Though Matrei received market rights, it remained isolated from the neighbouring Tyrolean territories and was not easily reachable from the adjacent Salzburg Pinzgau region across the passes of Hohe Tauern range. Trading was poorly developed and the situation of the rural population was miserable, culminating in several revolts against the episcopal rule from the German Peasants' War in 1525 until the 18th century.

In 1801, during the War of the Second Coalition, the last Prince-Archbishop of Salzburg, Count Hieronymus von Colloredo, fled to Vienna. The archbishopric was secularised in 1803, becoming the Electorate of Salzburg, but was incorporated into the Austrian Empire in the 1805 Peace of Pressburg, then ceded to the First French Empire in the 1809 Treaty of Schönbrunn. While the bulk of Salzburg was passed to the Kingdom of Bavaria Matrei became part of the French Illyrian Provinces alongside neighbouring southeastern parts of what had been Tyrol (Note: Tyrol had passed to Bavaria in 1805 and was reorganised into Kreise in 1806. The area around Lienz which passed to the Illyrian Provinces was part of the Eisackkreis) and several other areas ceded by Austria.

Following Napoleon's defeat in 1814 the Illyrian Provinces and Tyrol were returned to Austrian control by the Congress of Vienna.
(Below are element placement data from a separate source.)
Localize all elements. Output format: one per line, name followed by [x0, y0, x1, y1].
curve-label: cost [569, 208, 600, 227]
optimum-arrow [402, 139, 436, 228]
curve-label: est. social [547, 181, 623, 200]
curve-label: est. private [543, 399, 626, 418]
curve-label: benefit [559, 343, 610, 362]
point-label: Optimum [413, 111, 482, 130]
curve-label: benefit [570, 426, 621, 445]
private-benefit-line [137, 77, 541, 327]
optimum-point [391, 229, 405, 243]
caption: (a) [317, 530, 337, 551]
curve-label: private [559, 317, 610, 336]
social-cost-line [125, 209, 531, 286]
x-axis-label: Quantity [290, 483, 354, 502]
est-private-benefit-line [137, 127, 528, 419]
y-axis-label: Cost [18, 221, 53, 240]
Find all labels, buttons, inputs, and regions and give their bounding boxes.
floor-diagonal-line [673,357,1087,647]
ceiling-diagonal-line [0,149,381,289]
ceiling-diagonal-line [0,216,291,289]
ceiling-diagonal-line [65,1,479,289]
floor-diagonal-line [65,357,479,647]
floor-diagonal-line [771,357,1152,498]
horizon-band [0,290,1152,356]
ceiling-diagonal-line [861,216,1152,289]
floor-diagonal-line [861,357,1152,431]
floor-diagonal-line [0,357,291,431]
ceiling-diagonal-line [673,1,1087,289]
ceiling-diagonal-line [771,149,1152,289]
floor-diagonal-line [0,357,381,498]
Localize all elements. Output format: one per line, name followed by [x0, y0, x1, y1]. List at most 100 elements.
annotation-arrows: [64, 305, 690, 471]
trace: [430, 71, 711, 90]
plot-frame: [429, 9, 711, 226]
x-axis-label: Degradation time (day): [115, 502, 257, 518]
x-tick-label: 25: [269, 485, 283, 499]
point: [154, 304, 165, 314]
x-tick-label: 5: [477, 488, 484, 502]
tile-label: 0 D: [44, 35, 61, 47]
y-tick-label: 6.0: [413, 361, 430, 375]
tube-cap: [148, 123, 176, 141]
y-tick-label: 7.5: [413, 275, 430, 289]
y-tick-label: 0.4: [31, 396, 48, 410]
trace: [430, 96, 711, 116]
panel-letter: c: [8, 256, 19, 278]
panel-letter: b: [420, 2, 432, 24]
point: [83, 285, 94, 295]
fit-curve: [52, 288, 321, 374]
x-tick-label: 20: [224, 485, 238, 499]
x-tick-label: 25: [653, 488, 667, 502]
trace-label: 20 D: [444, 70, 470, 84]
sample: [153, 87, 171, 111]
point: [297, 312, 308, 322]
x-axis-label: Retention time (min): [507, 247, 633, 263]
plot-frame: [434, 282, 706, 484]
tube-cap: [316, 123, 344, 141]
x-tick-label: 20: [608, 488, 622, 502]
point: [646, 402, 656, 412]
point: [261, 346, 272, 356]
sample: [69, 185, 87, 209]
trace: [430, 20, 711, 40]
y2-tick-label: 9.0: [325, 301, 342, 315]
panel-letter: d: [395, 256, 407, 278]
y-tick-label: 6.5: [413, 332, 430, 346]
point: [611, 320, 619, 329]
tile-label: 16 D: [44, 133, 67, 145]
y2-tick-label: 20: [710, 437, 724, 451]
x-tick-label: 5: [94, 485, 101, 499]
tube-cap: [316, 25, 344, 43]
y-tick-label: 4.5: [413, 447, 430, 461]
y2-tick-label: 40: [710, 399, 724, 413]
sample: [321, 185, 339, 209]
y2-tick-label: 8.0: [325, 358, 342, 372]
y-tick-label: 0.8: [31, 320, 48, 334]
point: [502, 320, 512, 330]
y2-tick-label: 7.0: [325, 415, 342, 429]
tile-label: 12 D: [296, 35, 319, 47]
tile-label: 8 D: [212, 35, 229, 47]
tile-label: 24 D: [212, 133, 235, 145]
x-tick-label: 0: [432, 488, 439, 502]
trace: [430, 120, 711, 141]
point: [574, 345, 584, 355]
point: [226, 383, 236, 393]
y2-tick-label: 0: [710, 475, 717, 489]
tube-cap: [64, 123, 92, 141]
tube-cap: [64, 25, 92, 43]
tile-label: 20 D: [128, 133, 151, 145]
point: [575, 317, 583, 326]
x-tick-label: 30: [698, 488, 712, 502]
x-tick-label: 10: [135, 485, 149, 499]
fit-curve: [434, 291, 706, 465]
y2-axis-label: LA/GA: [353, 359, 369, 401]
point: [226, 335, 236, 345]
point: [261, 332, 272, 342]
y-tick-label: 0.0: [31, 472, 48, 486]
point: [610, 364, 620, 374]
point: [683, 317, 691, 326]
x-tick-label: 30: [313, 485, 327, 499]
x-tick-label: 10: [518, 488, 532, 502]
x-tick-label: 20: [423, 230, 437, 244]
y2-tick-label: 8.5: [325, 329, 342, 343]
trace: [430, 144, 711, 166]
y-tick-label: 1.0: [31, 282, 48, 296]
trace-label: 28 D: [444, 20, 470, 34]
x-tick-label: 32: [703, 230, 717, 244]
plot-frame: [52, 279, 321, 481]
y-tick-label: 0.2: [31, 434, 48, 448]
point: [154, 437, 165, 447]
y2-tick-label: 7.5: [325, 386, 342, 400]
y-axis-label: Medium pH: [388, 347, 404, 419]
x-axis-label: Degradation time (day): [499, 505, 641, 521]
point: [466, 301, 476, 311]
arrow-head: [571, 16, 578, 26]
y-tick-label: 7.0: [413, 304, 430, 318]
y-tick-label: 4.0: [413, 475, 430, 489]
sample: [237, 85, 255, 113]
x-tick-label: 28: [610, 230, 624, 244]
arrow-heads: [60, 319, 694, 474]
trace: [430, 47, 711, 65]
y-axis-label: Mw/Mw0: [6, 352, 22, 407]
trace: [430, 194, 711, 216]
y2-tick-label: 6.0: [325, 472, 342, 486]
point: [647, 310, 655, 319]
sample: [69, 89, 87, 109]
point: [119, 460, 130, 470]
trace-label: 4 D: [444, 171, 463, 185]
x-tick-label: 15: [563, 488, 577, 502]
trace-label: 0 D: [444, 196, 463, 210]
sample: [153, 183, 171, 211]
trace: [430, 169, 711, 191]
Emperor Francis I of Austria decreed the merger of Matrei into his reconstituted Tyrolean crown land, thereby definitively ending 600 years of isolation. It nevertheless remained a rural area, from the mid 19th century with the sideline source of mountaineering tourism, marked by the first ascent of the Großvenediger peak in 1865. The accessibility was largely improved by the construction of the Felbertauern road tunnel in 1967.